DATE: THURSDAY, April 19, 1990                   TAG: 9004190309
SECTION: NATIONAL/INTERNATIONAL                    PAGE: A6   EDITION: METRO 
SOURCE: Associated Press
DATELINE: WASHINGTON                                LENGTH: Medium


DEMOCRATS INTRODUCE '91 BUDGET

House Democrats unveiled their own $1.2 trillion budget for next year on Wednesday, a plan that calls for $8 billion less in military spending than President Bush wants.

The package, which the House Budget Committee plans to vote on today, also would increase spending by $6 billion on programs that include child care, NASA and aid to Central America, Eastern Europe and Africa.

The proposal is the first detailed response by Democratic leaders to the 1991 fiscal year budget Bush requested in January.

At the time, Democrats complained Bush's spending blueprint was not a serious effort to reduce the deficit, and was too generous to the military at a time of lessening tensions with the Soviet Union.

"The world has changed greatly," said House Speaker Thomas Foley, D-Wash., who outlined highlights of the plan at a news conference with other top Democrats.

"The United States is obviously now in a position to look more intensively at the problems that lie within our own country."

House Budget Committee Chairman Leon Panetta, D-Calif., predicted approval by his Democratic-dominated panel.

But Rep.

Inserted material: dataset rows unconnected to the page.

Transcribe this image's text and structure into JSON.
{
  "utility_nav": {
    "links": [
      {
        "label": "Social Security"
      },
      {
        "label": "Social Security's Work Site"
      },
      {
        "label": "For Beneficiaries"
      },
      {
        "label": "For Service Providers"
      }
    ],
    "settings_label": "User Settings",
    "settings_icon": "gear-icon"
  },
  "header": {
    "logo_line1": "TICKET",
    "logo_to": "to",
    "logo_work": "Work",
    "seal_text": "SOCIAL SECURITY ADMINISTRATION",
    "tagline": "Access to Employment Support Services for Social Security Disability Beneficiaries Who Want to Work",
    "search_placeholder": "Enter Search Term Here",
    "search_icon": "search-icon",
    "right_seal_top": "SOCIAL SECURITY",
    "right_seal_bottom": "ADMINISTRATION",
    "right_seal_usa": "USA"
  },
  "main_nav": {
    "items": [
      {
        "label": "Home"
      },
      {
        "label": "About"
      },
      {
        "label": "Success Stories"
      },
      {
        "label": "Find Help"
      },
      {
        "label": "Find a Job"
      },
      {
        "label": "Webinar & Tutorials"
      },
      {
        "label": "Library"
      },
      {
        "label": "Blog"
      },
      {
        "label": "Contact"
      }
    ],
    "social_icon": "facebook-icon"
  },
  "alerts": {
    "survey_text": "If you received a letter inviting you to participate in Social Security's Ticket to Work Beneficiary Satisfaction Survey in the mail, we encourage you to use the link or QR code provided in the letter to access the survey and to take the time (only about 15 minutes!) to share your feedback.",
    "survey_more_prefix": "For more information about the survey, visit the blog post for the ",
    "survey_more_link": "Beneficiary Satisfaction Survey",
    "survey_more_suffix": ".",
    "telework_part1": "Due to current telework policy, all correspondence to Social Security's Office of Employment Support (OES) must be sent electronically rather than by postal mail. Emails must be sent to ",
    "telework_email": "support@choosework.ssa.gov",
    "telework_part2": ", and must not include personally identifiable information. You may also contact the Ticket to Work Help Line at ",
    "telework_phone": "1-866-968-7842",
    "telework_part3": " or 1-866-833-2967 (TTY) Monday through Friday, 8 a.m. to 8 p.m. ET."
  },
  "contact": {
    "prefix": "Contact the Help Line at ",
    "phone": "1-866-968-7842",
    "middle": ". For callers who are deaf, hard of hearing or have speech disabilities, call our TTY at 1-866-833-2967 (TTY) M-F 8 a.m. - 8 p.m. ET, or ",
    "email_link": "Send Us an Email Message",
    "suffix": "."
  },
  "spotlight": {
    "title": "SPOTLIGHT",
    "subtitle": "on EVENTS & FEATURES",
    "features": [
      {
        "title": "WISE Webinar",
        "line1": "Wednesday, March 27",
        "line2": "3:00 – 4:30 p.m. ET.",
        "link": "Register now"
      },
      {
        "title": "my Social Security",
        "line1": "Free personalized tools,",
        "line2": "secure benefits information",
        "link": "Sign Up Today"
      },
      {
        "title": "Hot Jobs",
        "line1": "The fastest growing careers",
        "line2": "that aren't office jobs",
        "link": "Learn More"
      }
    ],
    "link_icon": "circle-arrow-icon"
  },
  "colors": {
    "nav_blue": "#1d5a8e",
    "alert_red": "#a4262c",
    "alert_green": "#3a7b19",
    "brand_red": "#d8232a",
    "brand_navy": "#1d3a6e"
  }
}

Bill Frenzel of Minnesota, ranking Republican on the budget panel, called the proposal "a typical Democratic budget without discipline."

The Democratic proposal claims to trim the 1991 deficit by $36 billion to $63.8 billion. That would be just below the $64 billion target set by the Gramm-Rudman deficit-reduction act, which requires a balanced budget by 1993. Fiscal 1991 begins Oct. 1.

The non-partisan Congressional Budget Office has said the administration is underestimating next year's deficit by $70 billion.

The Democrats would slice $11.5 billion off the amount the military would need next year to stay abreast of inflation. That would leave defense spending at $295 billion - $8 billion less than Bush wants.

Panetta's plan would raise taxes by $13.9 billion, the same amount Bush proposed in January, and collect an additional $5.6 billion in new government fees. The anticipated growth of Medicare and other federal benefit programs would be slowed by $4.2 billion.

The plan also would boost spending in several areas of science, including NASA; improve federal health efforts for children, and increase expenditures for education, road building and anti-crime initiatives.